Wednesday, April 20, 2011

Holy Week?

Today is the middle of what the Church calls Holy Week, an odd name if you give it much thought; so many of the events are so very unholy.

On Sunday Jesus entered Jerusalem to worshiping crowds shouting “our king has come at last,” “blessed is he who comes in the name of the Lord.” By Friday the same crowds that cheered him as a king will be jeering him as criminal flinging curses at him, spitting on him, and demanding that he be tortured and executed, and then he was.

Holy week.

“Good” Friday, we mark the death, the tearing, the darkness. How morbid. Really, it seems almost twisted, to intentionally sit in, to think about, to even try to relate to the evil that was poured out on someone – especially someone so undeserving of punishment as the one who came to bring life and light to a world that chose darkness instead. And it would be twisted; it would be morbid, except for one very important thing. The story did not end there, not by a long shot.

The story did not end on Friday, the story continued, began again, exploded in life and power on Sunday, Easter. As we come to the close of Lent, the completion of our journey with Jesus to Jerusalem, to the cross and then to the empty tomb, there is no more fitting way to do so than to enter into Good Friday, to sit and ponder the evil of a broken world, of broken systems of a broken you and a broken me; to try to comprehend the miracle and the mystery of the love that drove Jesus to take all of that brokenness and sin upon himself, to suffer, to be separated from God and then to die in disgrace. To enter into that reality and then to celebrate with even greater enthusiasm the even greater reality that Sunday is coming, that the story is not over, that it is not too late, because he has risen.

Friday, April 15, 2011

What God Hates -- April 15 Edition (Year Two)

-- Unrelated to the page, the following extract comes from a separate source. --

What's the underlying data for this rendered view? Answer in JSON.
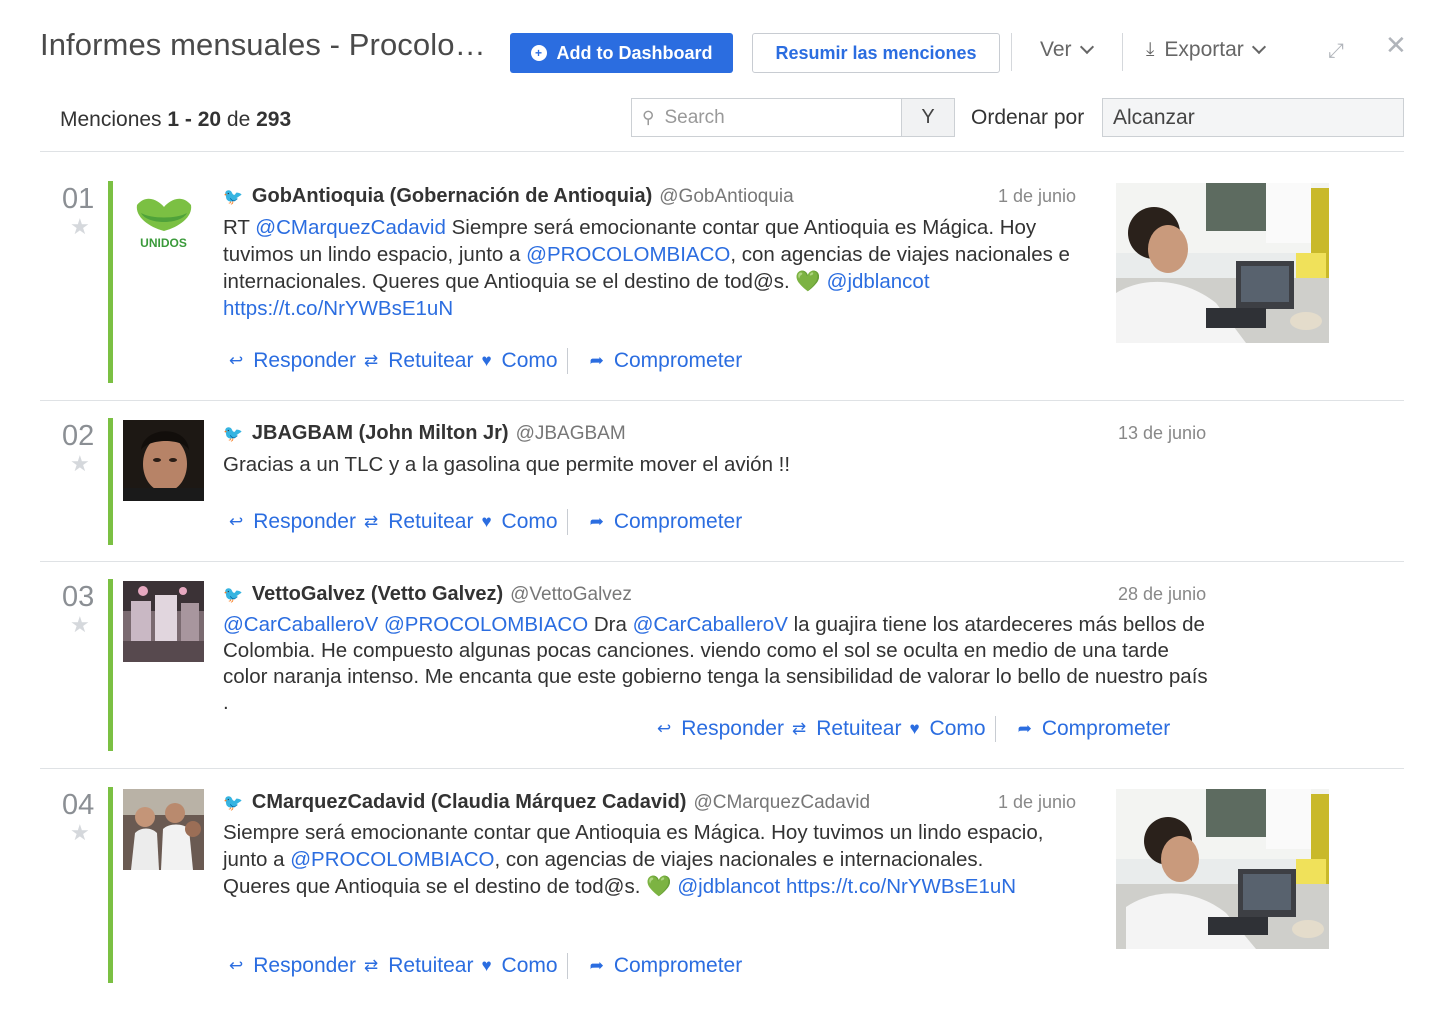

Warning: This Post Is Not Intended To Be Political.

So, I was at the gym today and the TV was showing some tea party folks protesting at the Capital. One protester's sign caught my attention and prompted this post. It read: "God Hates Taxes."

Really?

I always get nervous when I see signs, blogs, articles and the like which start with the words "God hates." (do you see the irony of the title of today's post? Nice, huh?) Anyway, those words make me a bit uncomfortable; those words make me a lot uncomfortable. Blogs, and signs that tell us what God hates paint a picture of God that I do not find in scripture. If you want to get depressed, google "God hates," you will find that God hates an awful lot (which is ironic since God is love, and therefore gets me asking questions like; where does love store all that hate?) What's even more depressing if you google the phrase is that you will find that God hates you. Yes, God hates you (which he doesn't and so disproves the whole "God hates" categories, but let us not confuse truth making our point).

So, back to today's tax day edition of What God Hates -- God Hates Taxes. On one level, yes, God hates taxes, in that taxes are needed in large part because of the brokenness of the world. If we did not have crime, if we did not have poverty and injustice, if we did not have systemic evil, if we all were just, if we all truly sought first His Kingdom, we would need no taxes because the world would be as God intended it to be -- and the way it one day will be. But, it is not, and we do not (though wouldn't it be a beautiful thing if all of the tea party folks and all of the rest of us did; started giving stuff away and seeking justice, mercy and humility in such a way that we did not need as many taxes because we were acting like the Kingdom agents we were supposed to be?) But, I don't think that is what the guy with the sign meant.

God hates taxes? No, God hates that we do not seek to give more away and thus make taxes irrelevant. In the meantime, we have the words of Jesus (who by the way is God and who paid taxes and spoke specifically to this issue and thus laid all doubt to rest) Give to Caesar what is Caesar's (taxes and respect) and give to God what is Gods (everything).

Happy tax day.

Tuesday, April 12, 2011

Leaving Dispair for the Hope of a Seemingly Impossible Future

I saw a great many bones on the floor of the valley, bones that were very dry. He asked me, “Son of man, can these bones live?” I said, “O Sovereign LORD, you alone know.” Then he said to me, “Prophesy to these bones and say to them, ‘Dry bones, hear the word of the LORD! This is what the Sovereign LORD says to these bones: I will make breath enter you, and you will come to life. I will attach tendons to you and make flesh come upon you and cover you with skin; I will put breath in you, and you will come to life. Then you will know that I am the LORD.’” Ezekiel 37:2–6

That, my friends, is one crazy, amazing story. The prophet Ezekiel paints a picture of a macabre, genocidally decorated desert restored to fields teaming with life; bones, dead dry bones encountering the word of the LORD, rattling and moving, each one finding its complimentary part – along with connective tissues, flesh, skin and finally the very breath of God, and with that life.

For you and for me, it might seem just a colorful scene or an odd Biblical passage that we do not know what to do with. But for oppressed people the world over Ezekiel’s picture is a very real reminder that no matter how bad things are, no matter how much death seems to reigns, hope does not die. When American slaves were brutalized, ripped from family, beaten, raped and killed, hope came to them like the flickering light of a candle as they sang:

Dem bones, dem bones, gonna walk around;
Dem bones, dem bones, gonna walk around;
Dem bones, dem bones, gonna walk around;
Now hear the word of the Lord.


The words of Ezekiel are the cry and the hope of oppressed people everywhere. The reality (though we might try to convince ourselves otherwise) is that there is nowhere you can flee where you will not be able to see the dry bones of oppression. The bones are everywhere; if you look you will see them; God calls you to look and to see and to heal. As followers of Jesus, we are called to simultaneously be broken by a world filled with despair, yet believe in and become agents of hope for a seemingly impossible future.

Where are the dry bones that God wants you to see?

Maybe they are in your neighborhood, maybe they are across town, maybe they are in your house, maybe they are your own bones.

Do you see the valley of dry bones? Do you believe these bones can live? How does God want you and those around you to be agents of hope to make a seemingly impossible future move from a possibility to a reality?

I will put breath in you, and you will come to life. Then you will know that I am the LORD.